Developers say the plan was originally well-received and approved by the majority of the NoDa Neighborhood and Business Association, but over the last couple months, some in the community have expressed concerns regarding traffic, noise, congestion with a nearby Montessori school, and what-ifs about the proposed event space planned for the church.
“That potential event space, what does that mean? 150 people are here, are they drinking? Is it a 2 a.m. thing? Is there loud music?” said new neighbor resident Amanda Campbell, when asked about the project Monday.
It’s the fear of the unknown, Campbell says, that’s making some residents uncomfortable about the project, and it seems there is good amount of that fear circulating the NoDa neighborhood. Tim McCollum, who’s been leading the project for Revolve Residential, says he’s made a concentrated effort to be transparent with residents, and address concerns throughout the community, but he’s found some neighbors are operating out of misinformation, and he hopes he can remedy that with some more open discussion about the project.

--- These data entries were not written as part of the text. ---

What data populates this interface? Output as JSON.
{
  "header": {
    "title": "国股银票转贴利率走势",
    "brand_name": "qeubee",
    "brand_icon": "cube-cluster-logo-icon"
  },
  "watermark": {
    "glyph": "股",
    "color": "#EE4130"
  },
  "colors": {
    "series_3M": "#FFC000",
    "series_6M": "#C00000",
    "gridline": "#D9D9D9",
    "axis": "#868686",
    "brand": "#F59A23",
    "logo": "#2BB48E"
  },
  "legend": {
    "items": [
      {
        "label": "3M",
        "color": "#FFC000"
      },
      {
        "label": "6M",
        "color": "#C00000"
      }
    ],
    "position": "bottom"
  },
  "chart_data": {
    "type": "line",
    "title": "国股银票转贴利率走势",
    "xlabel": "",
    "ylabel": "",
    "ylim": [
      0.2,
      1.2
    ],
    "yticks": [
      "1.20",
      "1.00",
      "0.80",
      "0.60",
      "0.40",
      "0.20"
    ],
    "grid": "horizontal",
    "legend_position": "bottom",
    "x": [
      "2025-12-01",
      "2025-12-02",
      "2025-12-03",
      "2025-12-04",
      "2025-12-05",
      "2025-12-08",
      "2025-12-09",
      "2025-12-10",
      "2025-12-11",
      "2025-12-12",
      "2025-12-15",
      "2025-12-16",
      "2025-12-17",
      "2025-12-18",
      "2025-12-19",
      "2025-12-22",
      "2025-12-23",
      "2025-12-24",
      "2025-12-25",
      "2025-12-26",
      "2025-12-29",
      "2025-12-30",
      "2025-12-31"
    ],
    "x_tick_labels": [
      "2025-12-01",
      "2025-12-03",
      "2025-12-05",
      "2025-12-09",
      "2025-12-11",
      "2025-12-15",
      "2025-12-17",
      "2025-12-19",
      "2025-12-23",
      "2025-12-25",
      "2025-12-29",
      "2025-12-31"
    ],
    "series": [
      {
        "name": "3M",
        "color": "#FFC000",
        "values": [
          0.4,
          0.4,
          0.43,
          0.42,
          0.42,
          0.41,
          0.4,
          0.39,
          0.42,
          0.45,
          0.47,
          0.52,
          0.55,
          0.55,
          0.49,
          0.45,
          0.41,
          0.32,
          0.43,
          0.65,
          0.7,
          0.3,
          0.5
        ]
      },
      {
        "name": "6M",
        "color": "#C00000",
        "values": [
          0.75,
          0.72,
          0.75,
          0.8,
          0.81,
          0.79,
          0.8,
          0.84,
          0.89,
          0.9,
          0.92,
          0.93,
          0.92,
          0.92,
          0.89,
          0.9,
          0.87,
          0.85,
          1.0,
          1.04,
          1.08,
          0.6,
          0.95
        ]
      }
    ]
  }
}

Those in opposition, though, feel the project is too commercial for their mainly residential part of town, and worry adding that many homes and any sort of commercial space could add to traffic, noise, and potentially hurt the charm of the neighborhood.
All these concerns are why the developer requested to defer City Council’s zoning vote Monday night, in hopes of using the next month to reach out to those not in favor, and help find a compromise that works for both the project and the community.
Eric Hoenes, who’s lived in the neighborhood for eight years, feels the Whiting Avenue project is already meeting so many of the neighborhoods needs as it currently stands. He says the neighborhood association appreciates the repurposing of the church, and the addition of four affordable housing units, and believes it would fit nicely with the community makeup. Hoenes also added that he believes Revolve Residential has been more accommodating and considerate throughout the process than most developers they’ve dealt with.
“This is one of the few developers that’s actually come in and read our vision plan, that was put together about 12 years ago for what we wanted to neighborhood to look like,” Hoenes said.
Regardless, it appears the community is still split on the pros and cons of the property, and it will be at least another month before any decisions are made to move forward. In that time, McCollum says he’ll be working to touch base with residents on the fence, and work to find a functional solution for the project.
The petition to change the zoning for the project to multi-use will be deferred to next month, and is expected be on the city council agenda for November 19.